Churches have seen a decline in numbers. According to Church Leadership, church membership dropped almost 10 percent in the 1980s, fell another 12 percent in the 1990s — with some denominations reporting a 40 percent membership drop — and the early 2000s saw an even further decline.
"So this is our challenge," Zuckerberg said. "We have to build a world where every single person has a sense of purpose and community."
He compared the Facebook users in the audience who started community-support groups to leaders such as church pastors and Little League coaches.
"A church doesn't just come together by itself," Zuckerberg said. "It has a pastor who looks out for the well-being of the congregation. And if someone hits hard times, they're in charge of making sure that people have the food and shelter they need. A Little League team has a coach who motivates the kids and helps teach them how to hit better. Leaders set the culture, they inspire us, they motivate us, they give us a safety net and they take care of us."
Zuckerberg said Facebook's artificial intelligence algorithm can power the website to more effectively organize online communities, CNBC noted.
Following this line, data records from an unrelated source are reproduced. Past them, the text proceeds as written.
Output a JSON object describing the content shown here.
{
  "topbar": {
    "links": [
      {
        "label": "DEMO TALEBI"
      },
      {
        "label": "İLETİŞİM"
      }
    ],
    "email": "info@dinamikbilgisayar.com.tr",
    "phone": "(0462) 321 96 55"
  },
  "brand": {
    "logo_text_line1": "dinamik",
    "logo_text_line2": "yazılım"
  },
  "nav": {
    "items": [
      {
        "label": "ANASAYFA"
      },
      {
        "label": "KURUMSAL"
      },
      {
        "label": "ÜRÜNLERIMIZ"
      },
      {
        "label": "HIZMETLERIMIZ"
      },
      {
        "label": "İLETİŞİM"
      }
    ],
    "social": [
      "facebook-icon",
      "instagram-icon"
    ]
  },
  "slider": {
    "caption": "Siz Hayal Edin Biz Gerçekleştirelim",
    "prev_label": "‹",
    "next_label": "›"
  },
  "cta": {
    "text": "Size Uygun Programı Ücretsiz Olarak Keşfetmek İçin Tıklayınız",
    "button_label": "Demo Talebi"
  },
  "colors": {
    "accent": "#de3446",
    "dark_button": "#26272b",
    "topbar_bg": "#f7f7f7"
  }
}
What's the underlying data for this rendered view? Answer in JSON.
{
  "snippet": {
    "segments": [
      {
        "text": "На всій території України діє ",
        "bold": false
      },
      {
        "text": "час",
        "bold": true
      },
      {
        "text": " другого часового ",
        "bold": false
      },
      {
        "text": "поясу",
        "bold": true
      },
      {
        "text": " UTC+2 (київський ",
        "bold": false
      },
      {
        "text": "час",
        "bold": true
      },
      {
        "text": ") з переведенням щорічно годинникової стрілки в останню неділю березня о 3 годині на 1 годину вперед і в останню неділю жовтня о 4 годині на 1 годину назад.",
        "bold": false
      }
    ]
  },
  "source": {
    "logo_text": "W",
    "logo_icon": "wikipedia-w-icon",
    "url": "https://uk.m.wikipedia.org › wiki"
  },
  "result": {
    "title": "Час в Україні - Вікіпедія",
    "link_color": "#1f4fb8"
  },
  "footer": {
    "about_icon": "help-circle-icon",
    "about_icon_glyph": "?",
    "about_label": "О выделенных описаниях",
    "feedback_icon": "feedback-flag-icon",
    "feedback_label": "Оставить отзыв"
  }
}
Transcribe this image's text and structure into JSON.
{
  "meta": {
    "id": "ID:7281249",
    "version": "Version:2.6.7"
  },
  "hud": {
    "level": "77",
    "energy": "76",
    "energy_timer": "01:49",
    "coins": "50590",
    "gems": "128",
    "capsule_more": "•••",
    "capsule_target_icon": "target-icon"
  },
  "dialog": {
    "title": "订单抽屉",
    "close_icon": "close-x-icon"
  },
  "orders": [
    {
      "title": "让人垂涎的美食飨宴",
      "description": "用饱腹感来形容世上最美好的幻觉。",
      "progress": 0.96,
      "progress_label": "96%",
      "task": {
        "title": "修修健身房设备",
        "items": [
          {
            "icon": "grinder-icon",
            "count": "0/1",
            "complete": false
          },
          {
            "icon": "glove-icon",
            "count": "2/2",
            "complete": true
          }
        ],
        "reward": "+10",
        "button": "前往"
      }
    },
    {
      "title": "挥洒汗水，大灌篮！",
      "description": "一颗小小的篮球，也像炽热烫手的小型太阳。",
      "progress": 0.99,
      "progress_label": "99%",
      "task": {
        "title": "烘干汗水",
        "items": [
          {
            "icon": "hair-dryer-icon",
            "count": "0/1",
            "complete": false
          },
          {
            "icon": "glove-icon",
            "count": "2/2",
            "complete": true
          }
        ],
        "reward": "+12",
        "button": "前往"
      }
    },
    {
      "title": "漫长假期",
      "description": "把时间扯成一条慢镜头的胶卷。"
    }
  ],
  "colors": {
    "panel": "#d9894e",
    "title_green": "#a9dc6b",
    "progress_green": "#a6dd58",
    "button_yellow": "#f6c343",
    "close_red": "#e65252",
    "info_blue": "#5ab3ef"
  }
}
"We started this project ... to see if we could just get better at suggesting communities that were going to be meaningful to you. And we started building some technology and artificial intelligence to do this. And it turns out it works! It works," Zuckerberg told the crowd. "In six months, we've helped ... 50 percent more people join meaningful communities on Facebook than had joined them in the whole history of the product before that."
Zuckerberg's ultimate goal? To get 1 billion of its users to join "meaningful communities" on Facebook. In fact, he said, "we're going to change Facebook's whole mission to take this on."
"If we can do this, it will not only reverse the whole decline in community membership that we've seen for decades around the world, it's gonna start to strengthen our overall social fabric and bring the world closer together," Zuckerberg said.